High Tim-3 expression on AML blasts could enhance chemotherapy sensitivity

Liangjing Xu; Jinge Xu; Shoubao Ma; Xiaoli Li; Mingqing Zhu; Suning Chen; Yue Han; Xiaowen Tang; Zhengzheng Fu; Huiying Qiu; Jianhua Yu; Depei Wu; Xiaojin Wu

doi:10.18632/oncotarget.22141

High Tim-3 expression on AML blasts could enhance chemotherapy sensitivity

Oncotarget. 2017 Oct 27;8(60):102088-102096. doi: 10.18632/oncotarget.22141. eCollection 2017 Nov 24.

Authors

Liangjing Xu^#^{1

2

3

4}, Jinge Xu^#^{1

2

3

4

5}, Shoubao Ma^#^{2

3

4}, Xiaoli Li^{1

2

3

4}, Mingqing Zhu^{1

2

3

4}, Suning Chen^{1

2

3

4}, Yue Han^{1

2

3

4}, Xiaowen Tang^{1

2

3

4}, Zhengzheng Fu^{1

2

3

4}, Huiying Qiu^{1

2

3

4}, Jianhua Yu⁶, Depei Wu^{1

2

3

4}, Xiaojin Wu^{1

2

3

4}

Affiliations

¹ Jiangsu Institute of Hematology, The First Affiliated Hospital of Soochow University, Suzhou, China.
² Institute of Blood and Marrow Transplantation, Suzhou, China.
³ Collaborative Innovation Center of Hematology, Soochow University, Suzhou, China.
⁴ Key Laboratory of Thrombosis and Hemostasis of Ministry of Health, Suzhou, China.
⁵ The Second Affiliated Hospital of Xuzhou Medical University, Xuzhou, China.
⁶ The Ohio State University, Comprehensive Cancer Center, Columbus, OH, USA.

^# Contributed equally.

Abstract

T-cell immunoglobulin and mucin domain-containing molecule3 (Tim-3) represents a novel mechanism of T-cell dysfunction and exhaustion. Tim-3 has also been identified in various solid tumors. However, the role of Tim-3 expression on blast cells in acute myeloid leukemia (AML) is not well understood. In this study, we aimed to explore the role of Tim-3 in patients with de novo AML, and the correlation between Tim-3 and clinicopathological prognosis.

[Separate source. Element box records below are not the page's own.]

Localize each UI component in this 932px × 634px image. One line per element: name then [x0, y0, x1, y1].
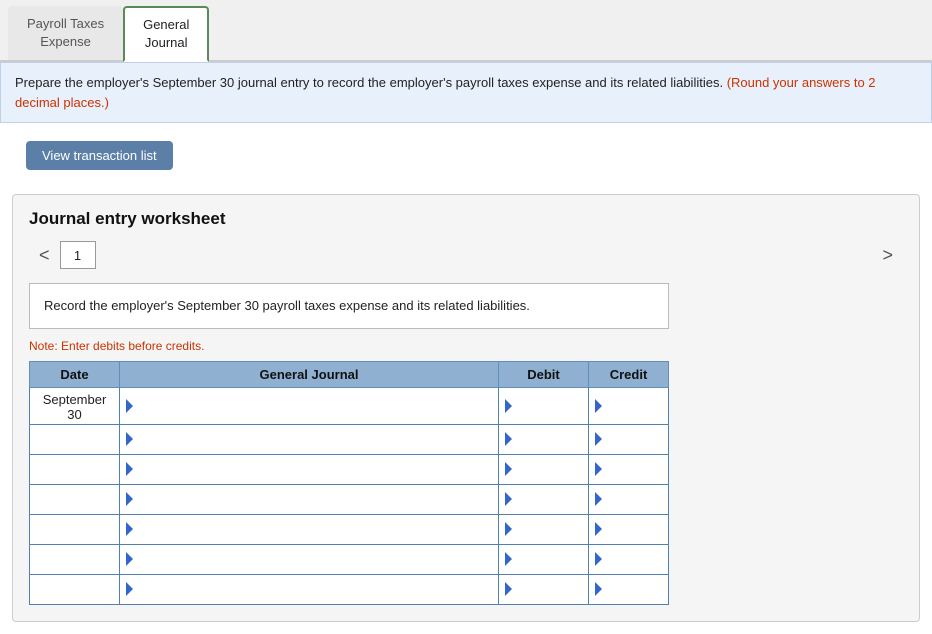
- row-debit-5[interactable]: [499, 514, 589, 544]
- tab-bar: Payroll Taxes Expense General Journal: [0, 0, 932, 62]
- cell-indicator: [126, 582, 133, 596]
- row-credit-4[interactable]: [589, 484, 669, 514]
- row-journal-4[interactable]: [120, 484, 499, 514]
- debit-input-2[interactable]: [516, 432, 582, 447]
- cell-indicator: [505, 552, 512, 566]
- row-journal-7[interactable]: [120, 574, 499, 604]
- table-row: [30, 484, 669, 514]
- cell-indicator: [126, 552, 133, 566]
- debit-input-1[interactable]: [516, 398, 582, 413]
- debit-input-3[interactable]: [516, 462, 582, 477]
- table-row: [30, 574, 669, 604]
- row-credit-2[interactable]: [589, 424, 669, 454]
- cell-indicator: [595, 552, 602, 566]
- row-date-5: [30, 514, 120, 544]
- credit-input-3[interactable]: [606, 462, 662, 477]
- worksheet-card: Journal entry worksheet < 1 > Record the…: [12, 194, 920, 622]
- credit-input-6[interactable]: [606, 552, 662, 567]
- description-box: Record the employer's September 30 payro…: [29, 283, 669, 329]
- table-row: [30, 454, 669, 484]
- cell-indicator: [126, 399, 133, 413]
- credit-input-7[interactable]: [606, 582, 662, 597]
- journal-input-5[interactable]: [137, 522, 492, 537]
- cell-indicator: [505, 399, 512, 413]
- row-journal-3[interactable]: [120, 454, 499, 484]
- row-journal-2[interactable]: [120, 424, 499, 454]
- cell-indicator: [505, 432, 512, 446]
- row-date-7: [30, 574, 120, 604]
- instructions-banner: Prepare the employer's September 30 jour…: [0, 62, 932, 123]
- row-date-1: September 30: [30, 387, 120, 424]
- credit-input-4[interactable]: [606, 492, 662, 507]
- cell-indicator: [505, 522, 512, 536]
- col-header-debit: Debit: [499, 361, 589, 387]
- debit-input-6[interactable]: [516, 552, 582, 567]
- cell-indicator: [126, 492, 133, 506]
- table-row: [30, 514, 669, 544]
- journal-input-1[interactable]: [137, 398, 492, 413]
- journal-input-7[interactable]: [137, 582, 492, 597]
- cell-indicator: [126, 522, 133, 536]
- cell-indicator: [505, 492, 512, 506]
- view-transaction-list-button[interactable]: View transaction list: [26, 141, 173, 170]
- row-journal-6[interactable]: [120, 544, 499, 574]
- col-header-journal: General Journal: [120, 361, 499, 387]
- row-credit-5[interactable]: [589, 514, 669, 544]
- journal-input-4[interactable]: [137, 492, 492, 507]
- table-row: [30, 544, 669, 574]
- journal-input-3[interactable]: [137, 462, 492, 477]
- row-debit-7[interactable]: [499, 574, 589, 604]
- note-text: Note: Enter debits before credits.: [29, 339, 903, 353]
- nav-left-arrow[interactable]: <: [29, 245, 60, 266]
- tab-general-journal[interactable]: General Journal: [123, 6, 209, 62]
- table-row: September 30: [30, 387, 669, 424]
- worksheet-title: Journal entry worksheet: [29, 209, 903, 229]
- row-debit-3[interactable]: [499, 454, 589, 484]
- cell-indicator: [595, 399, 602, 413]
- page-number: 1: [74, 248, 81, 263]
- cell-indicator: [595, 582, 602, 596]
- col-header-credit: Credit: [589, 361, 669, 387]
- col-header-date: Date: [30, 361, 120, 387]
- row-credit-6[interactable]: [589, 544, 669, 574]
- credit-input-5[interactable]: [606, 522, 662, 537]
- cell-indicator: [505, 462, 512, 476]
- journal-table: Date General Journal Debit Credit Septem…: [29, 361, 669, 605]
- debit-input-4[interactable]: [516, 492, 582, 507]
- nav-row: < 1 >: [29, 241, 903, 269]
- row-date-6: [30, 544, 120, 574]
- nav-right-arrow[interactable]: >: [872, 245, 903, 266]
- row-credit-3[interactable]: [589, 454, 669, 484]
- row-debit-2[interactable]: [499, 424, 589, 454]
- cell-indicator: [505, 582, 512, 596]
- cell-indicator: [126, 462, 133, 476]
- cell-indicator: [595, 432, 602, 446]
- credit-input-2[interactable]: [606, 432, 662, 447]
- table-row: [30, 424, 669, 454]
- row-date-3: [30, 454, 120, 484]
- row-debit-1[interactable]: [499, 387, 589, 424]
- row-debit-6[interactable]: [499, 544, 589, 574]
- row-credit-1[interactable]: [589, 387, 669, 424]
- description-text: Record the employer's September 30 payro…: [44, 298, 530, 313]
- button-area: View transaction list: [0, 123, 932, 188]
- row-journal-1[interactable]: [120, 387, 499, 424]
- cell-indicator: [595, 522, 602, 536]
- cell-indicator: [126, 432, 133, 446]
- debit-input-7[interactable]: [516, 582, 582, 597]
- row-date-4: [30, 484, 120, 514]
- cell-indicator: [595, 492, 602, 506]
- credit-input-1[interactable]: [606, 398, 662, 413]
- row-date-2: [30, 424, 120, 454]
- journal-input-2[interactable]: [137, 432, 492, 447]
- page-number-box: 1: [60, 241, 96, 269]
- instructions-main-text: Prepare the employer's September 30 jour…: [15, 75, 723, 90]
- journal-input-6[interactable]: [137, 552, 492, 567]
- tab-payroll-taxes[interactable]: Payroll Taxes Expense: [8, 6, 123, 60]
- row-debit-4[interactable]: [499, 484, 589, 514]
- debit-input-5[interactable]: [516, 522, 582, 537]
- row-credit-7[interactable]: [589, 574, 669, 604]
- row-journal-5[interactable]: [120, 514, 499, 544]
- cell-indicator: [595, 462, 602, 476]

The study cohort consisted of 76 patients with de novo non-M3 AML. These patients' bone marrow samples were collected and then bone marrow mononuclear cells (BMCs) were isolated for flow cytometry to detect Tim-3 expression on blasts. According to FAB type, 76 diagnosed AML patients included in this study were: M0 (n=2), M1 (n=16), M2 (n=20), M4 (n=20), M5 (n=16), and M6 (n=2). A positive expression (>20%) of Tim-3 was found in 87% (66/76) of patients with AML. The average percentage of Tim-3(+) blasts in these AML patients was 58.26 ± 29.23%. Moreover, the frequency of Tim-3 high expression was higher in M4 patients than that in other AML patients according to FAB type (P=0.004). Tim-3 high expression was also closely associated with inv(16) (P=0.01) and C/EBPA mutation (P=0.03). The mutations of the following six genes, i.e., FLT3-ITD, NPM1, C-KIT, IDH1/IDH2, DNMT3A, were independent of the Tim-3 expression. Additionally, it is more likely to find higher levels of Tim-3 in the low-risk group than in the intermediate- and high-risk groups (P=0.02). The expression of Tim-3 was positively correlated with CD13 (r=0.36, P=0.001), CD34 (r=0.41, P=0.000), and CD7 (r=0.27, P=0.02) in AML patients. AML patients with high Tim-3 expression achieved significantly high complete remission (CR) rate (P=0.01), while their Tim-3 expression significantly decreased after CR (P=0.01). Blockade of Tim-3 expression on AML blasts significantly reduced the Idarubicin (IDA)-mediated suppression of cell growth and reduction of cell apoptosis in vitro. Collectively, our study suggests that high Tim-3 expression on AML blasts could enhances chemotherapy sensitivity.

Keywords: Tim-3; acute leukemia; chemotherapy; expression.